В истории мы видим, как великие и казалось бы незыблемые государства гибнут, перестав соответствовать требованиям времени. Пал Карфаген, пал Рим. Запад и бывший СССР совершили такое количество мерзостей и глупостей, что вполне заслужили повторение их судьбы. Я всё ещё надеюсь на лучшее, но совершенно не удивлюсь полному краху.

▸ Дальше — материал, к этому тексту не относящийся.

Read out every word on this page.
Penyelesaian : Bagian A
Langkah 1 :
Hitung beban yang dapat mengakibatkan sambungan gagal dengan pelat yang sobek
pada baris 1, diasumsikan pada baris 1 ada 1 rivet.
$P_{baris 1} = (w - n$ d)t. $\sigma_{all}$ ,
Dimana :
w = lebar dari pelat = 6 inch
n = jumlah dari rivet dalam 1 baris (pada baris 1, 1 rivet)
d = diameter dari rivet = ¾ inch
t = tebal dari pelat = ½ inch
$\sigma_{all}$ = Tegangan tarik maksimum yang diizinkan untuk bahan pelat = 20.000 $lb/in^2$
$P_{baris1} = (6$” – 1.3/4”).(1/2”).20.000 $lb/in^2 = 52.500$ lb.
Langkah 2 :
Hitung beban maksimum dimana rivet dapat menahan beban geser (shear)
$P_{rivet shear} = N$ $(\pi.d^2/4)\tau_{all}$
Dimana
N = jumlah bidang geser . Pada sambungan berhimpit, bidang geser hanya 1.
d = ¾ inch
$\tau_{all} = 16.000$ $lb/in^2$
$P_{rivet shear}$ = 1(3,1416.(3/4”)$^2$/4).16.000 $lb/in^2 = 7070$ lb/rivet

И Сципион, как говорят, видя, как этот город, процветавший семьсот лет со времени своего основания, властвовавший над таким количеством земли, островами и морем, имевший в изобилии оружие, и корабли, и слонов, и деньги, наравне с величайшими державами, но много превзошедший их смелостью и энергией, видя, как этот город, лишенный и кораблей и всякого оружия, тем не менее в течение трех лет противостоял такой войне и голоду, а теперь окончательно обречен на полное уничтожение, — видя все это, Сципион заплакал и открыто стал жалеть своих врагов. Долгое время он пребывал, погрузившись в собственные мысли и сознавая вместе с тем, что положение городов, народов и держав, так же как и отдельных людей, должно изменяться по воле божества и что то же потерпел и Илион, некогда счастливый город, потерпели державы ассирийцев и мидян и бывшая после них величайшая держава персов и так недавно еще блиставшее царство македонян; наконец, у него или сознательно, или предупреждая его мысли, вырвались такие слова:
С нею погибнет Приам и народ копьеносца Приама.
Когда Полибий откровенно спросил его (ведь он был учителем Сципиона), что хотел он сказать этими словами, он, говорят, не таясь, сознался, что имеет в виду свою родину, за которую он боялся, смотря на изменчивость человеческой судьбы.